Oct. 23 6.1-6.2 Boltzmann factor, partition function Z 20
Oct. 28 6.3-6.4 Paramagnetism, equipartition, Maxwell speed distrib. 19 6.3-6.5
Oct. 30 6.5-6.7 More on Z, quantum length, Z of gas 21  
Nov. 4   Midterm  
Nov. 6 7.1;7.2 Grand canonical ensemble & Gibbs factor; Bosons & fermions 22.3-22.4; 29,30.1 6.6-6.7 1B
Nov. 11 7.3 Degenerate Fermi gas 30.2 6.11.1
Nov. 13 7.3 Fermi gas at "low" temperature 6.11.2 22C,D
Nov. 18 7.4 Planck distrib., blackbody radiation, photon gas; quiz 30.3 6.10 9
Nov. 20 7.5 Debye model of solids, compare phonons & photons 24 6.12.2 22A,B
Nov. 25 7.6 Degenerate Bose gas 30.3
Nov. 27 Thanksgiving
Dec. 2 7.6 Bose-Einstein condensation 30.4 6.13 24B1
Dec. 4   Trapped atoms, 24B2
Dec. 9   Superfluids, Ising model; quiz
Dec. 11 8.2 Ising model as interacting system; mean field thry; review 5.2--5.6
Dec. 19 Final exam, in normal classroom (1402), 1:30-3:30

*Skipping Chap. 1: pp. 43-48; chap. 4: 134-148; chap. 5: pp. 196-199, 202-205, 209-219

Added information:

“If you are experiencing difficulties in keeping up with the academic demands of this course, contact the Learning Assistance Service, 2202 Shoemaker Building, 301-314-7693. Their educational counselors can help with time management, reading, math learning skills, note-taking and exam preparation skills. All their services are free to UMD students.” Note also that the UMD Counseling Center is one of the best in the USA.

Honor Code (added at the behest of the Student Honor Council):

The University of Maryland, College Park has a nationally recognized Code of Academic Integrity, administered by the Student Honor Council.
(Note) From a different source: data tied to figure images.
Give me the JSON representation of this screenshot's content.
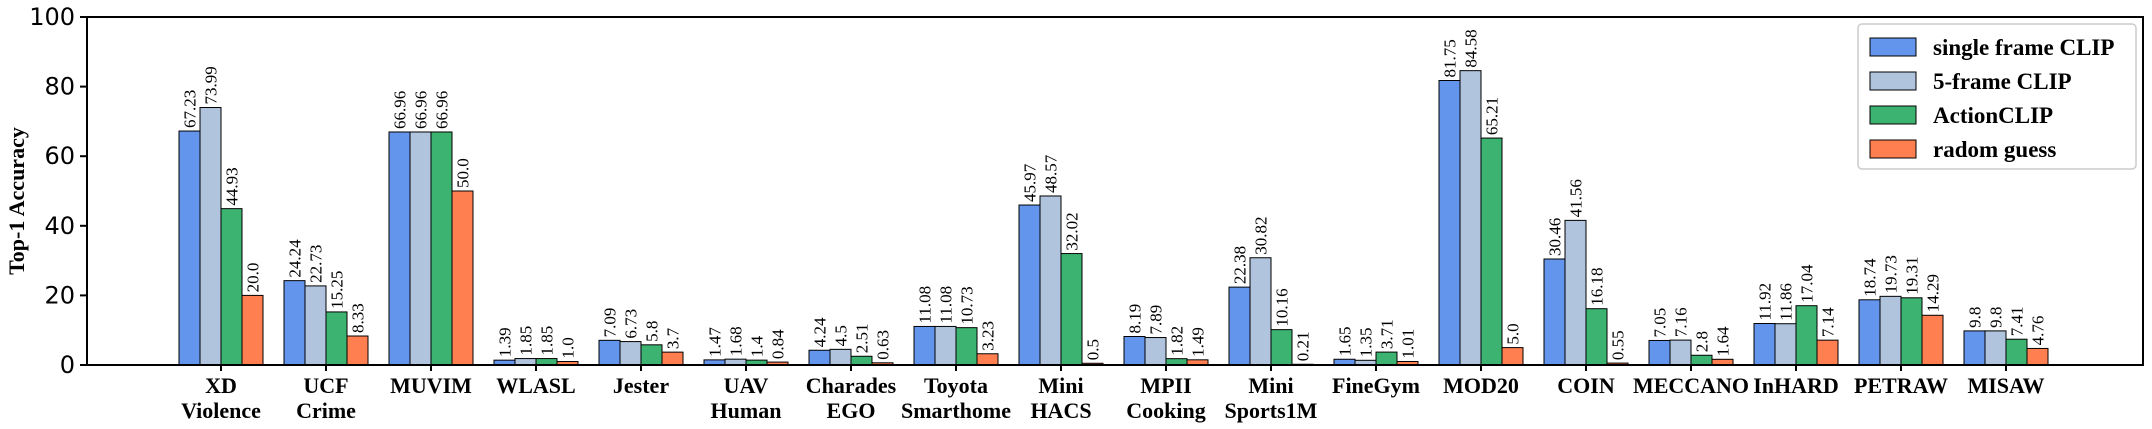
{
  "chart_data": {
    "type": "bar",
    "title": "",
    "xlabel": "",
    "ylabel": "Top-1 Accuracy",
    "ylim": [
      0,
      100
    ],
    "yticks": [
      "0",
      "20",
      "40",
      "60",
      "80",
      "100"
    ],
    "legend_position": "top-right",
    "categories": [
      "XD\nViolence",
      "UCF\nCrime",
      "MUVIM",
      "WLASL",
      "Jester",
      "UAV\nHuman",
      "Charades\nEGO",
      "Toyota\nSmarthome",
      "Mini\nHACS",
      "MPII\nCooking",
      "Mini\nSports1M",
      "FineGym",
      "MOD20",
      "COIN",
      "MECCANO",
      "InHARD",
      "PETRAW",
      "MISAW"
    ],
    "series": [
      {
        "name": "single frame CLIP",
        "color": "#6495ed",
        "values": [
          67.23,
          24.24,
          66.96,
          1.39,
          7.09,
          1.47,
          4.24,
          11.08,
          45.97,
          8.19,
          22.38,
          1.65,
          81.75,
          30.46,
          7.05,
          11.92,
          18.74,
          9.8
        ],
        "labels": [
          "67.23",
          "24.24",
          "66.96",
          "1.39",
          "7.09",
          "1.47",
          "4.24",
          "11.08",
          "45.97",
          "8.19",
          "22.38",
          "1.65",
          "81.75",
          "30.46",
          "7.05",
          "11.92",
          "18.74",
          "9.8"
        ]
      },
      {
        "name": "5-frame CLIP",
        "color": "#b0c4de",
        "values": [
          73.99,
          22.73,
          66.96,
          1.85,
          6.73,
          1.68,
          4.5,
          11.08,
          48.57,
          7.89,
          30.82,
          1.35,
          84.58,
          41.56,
          7.16,
          11.86,
          19.73,
          9.8
        ],
        "labels": [
          "73.99",
          "22.73",
          "66.96",
          "1.85",
          "6.73",
          "1.68",
          "4.5",
          "11.08",
          "48.57",
          "7.89",
          "30.82",
          "1.35",
          "84.58",
          "41.56",
          "7.16",
          "11.86",
          "19.73",
          "9.8"
        ]
      },
      {
        "name": "ActionCLIP",
        "color": "#3cb371",
        "values": [
          44.93,
          15.25,
          66.96,
          1.85,
          5.8,
          1.4,
          2.51,
          10.73,
          32.02,
          1.82,
          10.16,
          3.71,
          65.21,
          16.18,
          2.8,
          17.04,
          19.31,
          7.41
        ],
        "labels": [
          "44.93",
          "15.25",
          "66.96",
          "1.85",
          "5.8",
          "1.4",
          "2.51",
          "10.73",
          "32.02",
          "1.82",
          "10.16",
          "3.71",
          "65.21",
          "16.18",
          "2.8",
          "17.04",
          "19.31",
          "7.41"
        ]
      },
      {
        "name": "radom guess",
        "color": "#ff7f50",
        "values": [
          20.0,
          8.33,
          50.0,
          1.0,
          3.7,
          0.84,
          0.63,
          3.23,
          0.5,
          1.49,
          0.21,
          1.01,
          5.0,
          0.55,
          1.64,
          7.14,
          14.29,
          4.76
        ],
        "labels": [
          "20.0",
          "8.33",
          "50.0",
          "1.0",
          "3.7",
          "0.84",
          "0.63",
          "3.23",
          "0.5",
          "1.49",
          "0.21",
          "1.01",
          "5.0",
          "0.55",
          "1.64",
          "7.14",
          "14.29",
          "4.76"
        ]
      }
    ]
  }
}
This Code sets standards for academic integrity at Maryland for all undergraduate and graduate students. As a student you are responsible for upholding these standards for this course. It is very important for you to be aware of the consequences of cheating, fabrication, facilitation, and plagiarism. For more information on the Code of Academic Integrity or the Student Honor Council, please visit .

To further exhibit your commitment to academic integrity, remember to sign the Honor Pledge on tests (but not homework): "I pledge on my honor that I have not given or received any unauthorized assistance on this examination (assignment)."